I'm experimenting with the C++ AMP library in F# as a way of using the GPU to do work in parallel. However, the results I'm getting don't seem intuitive.
In C++, I made a library with one function that squares all the numbers in an array, using AMP:
extern "C" __declspec ( dllexport ) void _stdcall square_array(double* arr, int n)
{
// Create a view over the data on the CPU
array_view<double,1> dataView(n, &arr[0]);
// Run code on the GPU
parallel_for_each(dataView.extent, [=] (index<1> idx) restrict(amp)
{
dataView[idx] = dataView[idx] * dataView[idx];
});
// Copy data from GPU to CPU
dataView.synchronize();
}
(Code adapted from Igor Ostrovsky's blog on MSDN.)

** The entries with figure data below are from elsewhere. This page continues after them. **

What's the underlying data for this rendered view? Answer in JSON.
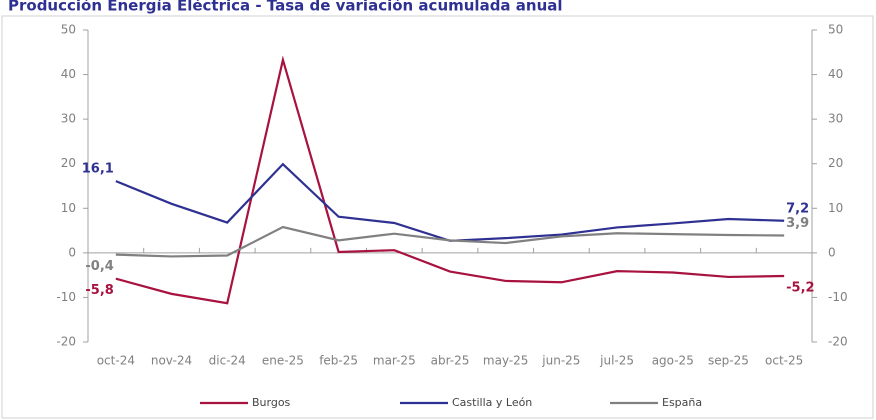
{
  "chart_data": {
    "type": "line",
    "title": "Producción Energía Eléctrica - Tasa de variación acumulada anual",
    "categories": [
      "oct-24",
      "nov-24",
      "dic-24",
      "ene-25",
      "feb-25",
      "mar-25",
      "abr-25",
      "may-25",
      "jun-25",
      "jul-25",
      "ago-25",
      "sep-25",
      "oct-25"
    ],
    "series": [
      {
        "name": "Burgos",
        "color": "#a8123f",
        "values": [
          -5.8,
          -9.2,
          -11.3,
          43.3,
          0.2,
          0.6,
          -4.2,
          -6.3,
          -6.6,
          -4.1,
          -4.4,
          -5.4,
          -5.2
        ],
        "value_labels": [
          "-5,8",
          null,
          null,
          null,
          null,
          null,
          null,
          null,
          null,
          null,
          null,
          null,
          "-5,2"
        ]
      },
      {
        "name": "Castilla y León",
        "color": "#2e3192",
        "values": [
          16.1,
          11,
          6.8,
          19.9,
          8.1,
          6.7,
          2.7,
          3.3,
          4.1,
          5.7,
          6.6,
          7.6,
          7.2
        ],
        "value_labels": [
          "16,1",
          null,
          null,
          null,
          null,
          null,
          null,
          null,
          null,
          null,
          null,
          null,
          "7,2"
        ]
      },
      {
        "name": "España",
        "color": "#808080",
        "values": [
          -0.4,
          -0.8,
          -0.6,
          5.8,
          2.8,
          4.3,
          2.8,
          2.2,
          3.7,
          4.4,
          4.2,
          4.0,
          3.9
        ],
        "value_labels": [
          "-0,4",
          null,
          null,
          null,
          null,
          null,
          null,
          null,
          null,
          null,
          null,
          null,
          "3,9"
        ]
      }
    ],
    "ylim": [
      -20,
      50
    ],
    "yticks": [
      -20,
      -10,
      0,
      10,
      20,
      30,
      40,
      50
    ],
    "y2lim": [
      -20,
      50
    ],
    "y2ticks": [
      -20,
      -10,
      0,
      10,
      20,
      30,
      40,
      50
    ],
    "legend": "bottom"
  }
}
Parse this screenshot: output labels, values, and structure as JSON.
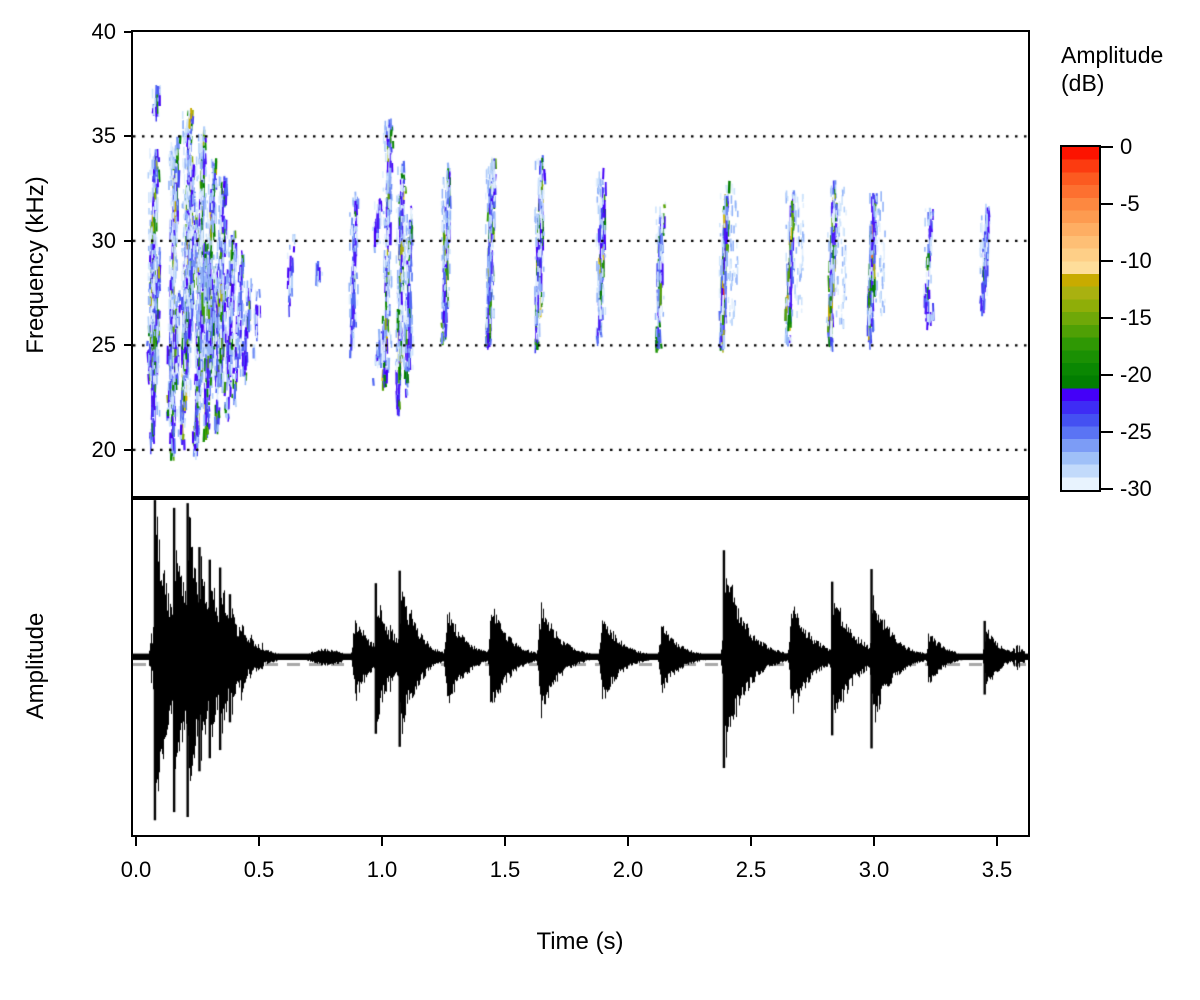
{
  "spectrogram": {
    "ylabel": "Frequency (kHz)",
    "yticks": [
      "40",
      "35",
      "30",
      "25",
      "20"
    ],
    "ytick_values": [
      40,
      35,
      30,
      25,
      20
    ],
    "gridlines_khz": [
      35,
      30,
      25,
      20
    ],
    "freq_range_khz": [
      17.7,
      40
    ]
  },
  "oscillogram": {
    "ylabel": "Amplitude",
    "baseline_dash_color": "#a8a8a8"
  },
  "time_axis": {
    "label": "Time (s)",
    "ticks": [
      "0.0",
      "0.5",
      "1.0",
      "1.5",
      "2.0",
      "2.5",
      "3.0",
      "3.5"
    ],
    "tick_values": [
      0.0,
      0.5,
      1.0,
      1.5,
      2.0,
      2.5,
      3.0,
      3.5
    ],
    "range_s": [
      0,
      3.62
    ]
  },
  "legend": {
    "title_line1": "Amplitude",
    "title_line2": "(dB)",
    "ticks": [
      "0",
      "-5",
      "-10",
      "-15",
      "-20",
      "-25",
      "-30"
    ],
    "tick_values": [
      0,
      -5,
      -10,
      -15,
      -20,
      -25,
      -30
    ],
    "range_db": [
      -30,
      0
    ],
    "palette_top_to_bottom": [
      "#fc1300",
      "#fc3b10",
      "#fc5a20",
      "#fd7030",
      "#fd8840",
      "#fd9b50",
      "#feae63",
      "#febf75",
      "#fecf87",
      "#fedd9a",
      "#c8ab00",
      "#a9b110",
      "#8fae08",
      "#6fa808",
      "#4fa005",
      "#2f9804",
      "#1a9003",
      "#0a8702",
      "#027e01",
      "#4400f8",
      "#3e2cf5",
      "#4450f2",
      "#5a74f4",
      "#7c9cf6",
      "#9fc0f8",
      "#c2dafb",
      "#e8f3fe"
    ]
  },
  "chart_data": {
    "type": "heatmap",
    "subtype": "spectrogram_with_oscillogram",
    "title": "",
    "xlabel": "Time (s)",
    "ylabel_top": "Frequency (kHz)",
    "ylabel_bottom": "Amplitude",
    "x_range_s": [
      0,
      3.62
    ],
    "y_range_khz": [
      17.7,
      40
    ],
    "amplitude_scale_db": [
      -30,
      0
    ],
    "stroke_colors": {
      "light_blues": [
        "#e4f0fd",
        "#cfe4fc",
        "#b3d0fa",
        "#93b4f8"
      ],
      "blues": [
        "#6f8cf5",
        "#5168f3",
        "#4340f2",
        "#4b18f7",
        "#4400f8"
      ],
      "greens": [
        "#027e01",
        "#0a8702",
        "#1b9203",
        "#349b04",
        "#57a306"
      ],
      "yellows": [
        "#8fae08",
        "#a9b110",
        "#c8ab00",
        "#d8c219"
      ],
      "hot": [
        "#fd9b50",
        "#fd7030",
        "#fc3b10"
      ]
    },
    "pulses": [
      {
        "t": 0.068,
        "f0": 23.5,
        "f1": 34.3,
        "k": 0.75,
        "lean": 8
      },
      {
        "t": 0.078,
        "f0": 20.2,
        "f1": 29.5,
        "k": 0.6,
        "lean": 8
      },
      {
        "t": 0.085,
        "f0": 36.0,
        "f1": 37.5,
        "k": 0.15,
        "blue": 0.8
      },
      {
        "t": 0.15,
        "f0": 21.5,
        "f1": 35.0,
        "k": 0.8,
        "lean": 8
      },
      {
        "t": 0.158,
        "f0": 19.6,
        "f1": 27.5,
        "k": 0.55,
        "lean": 8
      },
      {
        "t": 0.205,
        "f0": 20.3,
        "f1": 36.2,
        "k": 0.95,
        "lean": 8
      },
      {
        "t": 0.215,
        "f0": 23.5,
        "f1": 33.5,
        "k": 0.75,
        "lean": 8
      },
      {
        "t": 0.225,
        "f0": 25.0,
        "f1": 31.0,
        "k": 0.5,
        "lean": 8
      },
      {
        "t": 0.258,
        "f0": 19.8,
        "f1": 35.2,
        "k": 0.85,
        "lean": 8
      },
      {
        "t": 0.268,
        "f0": 22.0,
        "f1": 30.0,
        "k": 0.5,
        "lean": 8
      },
      {
        "t": 0.298,
        "f0": 20.5,
        "f1": 33.8,
        "k": 0.8,
        "lean": 8
      },
      {
        "t": 0.31,
        "f0": 22.5,
        "f1": 29.0,
        "k": 0.5,
        "lean": 8
      },
      {
        "t": 0.342,
        "f0": 20.8,
        "f1": 33.0,
        "k": 0.7,
        "lean": 8
      },
      {
        "t": 0.352,
        "f0": 23.0,
        "f1": 28.5,
        "k": 0.4,
        "lean": 8
      },
      {
        "t": 0.383,
        "f0": 21.5,
        "f1": 30.3,
        "k": 0.55,
        "lean": 8
      },
      {
        "t": 0.415,
        "f0": 22.3,
        "f1": 29.3,
        "k": 0.4,
        "lean": 8
      },
      {
        "t": 0.45,
        "f0": 23.5,
        "f1": 28.0,
        "k": 0.28,
        "blue": 0.5
      },
      {
        "t": 0.49,
        "f0": 24.5,
        "f1": 27.5,
        "k": 0.15,
        "blue": 0.6
      },
      {
        "t": 0.63,
        "f0": 26.5,
        "f1": 30.5,
        "k": 0.12,
        "blue": 0.9
      },
      {
        "t": 0.74,
        "f0": 27.8,
        "f1": 29.0,
        "k": 0.08,
        "blue": 1
      },
      {
        "t": 0.885,
        "f0": 24.5,
        "f1": 32.2,
        "k": 0.35,
        "blue": 0.75
      },
      {
        "t": 0.98,
        "f0": 29.5,
        "f1": 31.8,
        "k": 0.18,
        "blue": 0.7
      },
      {
        "t": 0.985,
        "f0": 23.0,
        "f1": 25.5,
        "k": 0.12,
        "blue": 0.8
      },
      {
        "t": 1.022,
        "f0": 23.0,
        "f1": 35.6,
        "k": 0.65
      },
      {
        "t": 1.075,
        "f0": 21.8,
        "f1": 33.5,
        "k": 0.75
      },
      {
        "t": 1.108,
        "f0": 22.5,
        "f1": 31.5,
        "k": 0.55
      },
      {
        "t": 1.26,
        "f0": 25.2,
        "f1": 33.5,
        "k": 0.7
      },
      {
        "t": 1.44,
        "f0": 24.8,
        "f1": 33.8,
        "k": 0.75
      },
      {
        "t": 1.64,
        "f0": 24.8,
        "f1": 33.8,
        "k": 0.75
      },
      {
        "t": 1.89,
        "f0": 25.2,
        "f1": 33.2,
        "k": 0.65
      },
      {
        "t": 2.13,
        "f0": 25.0,
        "f1": 31.8,
        "k": 0.5
      },
      {
        "t": 2.39,
        "f0": 24.8,
        "f1": 32.6,
        "k": 0.85,
        "echo": 1
      },
      {
        "t": 2.66,
        "f0": 25.2,
        "f1": 32.4,
        "k": 0.8,
        "echo": 1
      },
      {
        "t": 2.83,
        "f0": 24.8,
        "f1": 32.6,
        "k": 0.9,
        "echo": 1
      },
      {
        "t": 2.99,
        "f0": 25.2,
        "f1": 32.2,
        "k": 0.85,
        "echo": 1
      },
      {
        "t": 3.22,
        "f0": 26.8,
        "f1": 31.5,
        "k": 0.3,
        "blue": 0.85
      },
      {
        "t": 3.225,
        "f0": 26.2,
        "f1": 26.8,
        "k": 0.1,
        "blue": 0.9
      },
      {
        "t": 3.45,
        "f0": 26.5,
        "f1": 31.6,
        "k": 0.4,
        "blue": 0.4
      }
    ],
    "bursts": [
      {
        "t": 0.077,
        "a": 0.99,
        "d": 14,
        "s": 1.0
      },
      {
        "t": 0.155,
        "a": 0.92,
        "d": 14,
        "s": 0.95
      },
      {
        "t": 0.21,
        "a": 0.96,
        "d": 13,
        "s": 0.98
      },
      {
        "t": 0.258,
        "a": 0.66,
        "d": 12,
        "s": 0.7
      },
      {
        "t": 0.3,
        "a": 0.6,
        "d": 11,
        "s": 0.62
      },
      {
        "t": 0.342,
        "a": 0.55,
        "d": 10,
        "s": 0.57
      },
      {
        "t": 0.382,
        "a": 0.38,
        "d": 9,
        "s": 0.4
      },
      {
        "t": 0.42,
        "a": 0.27,
        "d": 8
      },
      {
        "t": 0.458,
        "a": 0.17,
        "d": 7
      },
      {
        "t": 0.535,
        "a": 0.045,
        "w": 9
      },
      {
        "t": 0.77,
        "a": 0.055,
        "w": 14
      },
      {
        "t": 0.805,
        "a": 0.05,
        "w": 8
      },
      {
        "t": 0.885,
        "a": 0.28,
        "d": 16
      },
      {
        "t": 0.975,
        "a": 0.44,
        "d": 12,
        "s": 0.47
      },
      {
        "t": 1.025,
        "a": 0.22,
        "d": 12
      },
      {
        "t": 1.072,
        "a": 0.5,
        "d": 14,
        "s": 0.55
      },
      {
        "t": 1.105,
        "a": 0.36,
        "d": 14
      },
      {
        "t": 1.26,
        "a": 0.32,
        "d": 18
      },
      {
        "t": 1.44,
        "a": 0.35,
        "d": 18
      },
      {
        "t": 1.64,
        "a": 0.38,
        "d": 18
      },
      {
        "t": 1.89,
        "a": 0.3,
        "d": 18
      },
      {
        "t": 2.13,
        "a": 0.23,
        "d": 18
      },
      {
        "t": 2.39,
        "a": 0.64,
        "d": 20,
        "s": 0.68
      },
      {
        "t": 2.66,
        "a": 0.38,
        "d": 20
      },
      {
        "t": 2.83,
        "a": 0.44,
        "d": 20,
        "s": 0.48
      },
      {
        "t": 2.99,
        "a": 0.46,
        "d": 18,
        "s": 0.56
      },
      {
        "t": 3.22,
        "a": 0.17,
        "d": 16
      },
      {
        "t": 3.45,
        "a": 0.21,
        "d": 14,
        "s": 0.23
      }
    ],
    "noise_bands": [
      {
        "t0": 0.05,
        "t1": 0.52,
        "a": 0.11
      },
      {
        "t0": 3.47,
        "t1": 3.61,
        "a": 0.055
      }
    ]
  }
}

I then wrote the following F# to compare the Task Parallel Library (TPL) to AMP:
// Print the time needed to run the given function
let time f =
let s = new Stopwatch()
s.Start()
f ()
s.Stop()
printfn "elapsed: %d" s.ElapsedTicks
module CInterop =
[<DllImport("CPlus", CallingConvention = CallingConvention.StdCall)>]
extern void square_array(float[] array, int length)
let options = new ParallelOptions()
let size = 1000.0
let arr = [|1.0 .. size|]
// Square the number at the given index of the array
let sq i =
do arr.[i] <- arr.[i] * arr.[i]
()
// Square every number in the array using TPL
time (fun() -> Parallel.For(0, arr.Length - 1, options, new Action<int>(sq)) |> ignore)
let arr2 = [|1.0 .. size|]
// Square every number in the array using AMP
time (fun() -> CInterop.square_array(arr2, arr2.Length))
If I set the array size to a trivial number like 10, it takes the TPL ~22K ticks to finish, and AMP ~10K ticks. That's what I expect. As I understand it, a GPU (hence AMP) should be better suited to this situation, where the work is broken into very small pieces, than the TPL.
However, if I increase the array size to 1000, the TPL now takes ~30K ticks and AMP takes ~70K ticks. And it just gets worse from there. For an array of size 1 million, AMP takes nearly 1000x as long as the TPL.
Since I expect the GPU (i.e. AMP) to be better at this kind of task, I'm wondering what I'm missing here.
My graphics card is a GeForce 550 Ti with 1GB, not a slouch as far as I know. I know there's overhead in using PInvoke to call into the AMP code, but I expect that to be a flat cost that is amortized over larger array sizes. I believe the array is passed by reference (though I could be wrong), so I don't expect any cost associated with copying that.
Thank you to everyone for your advice.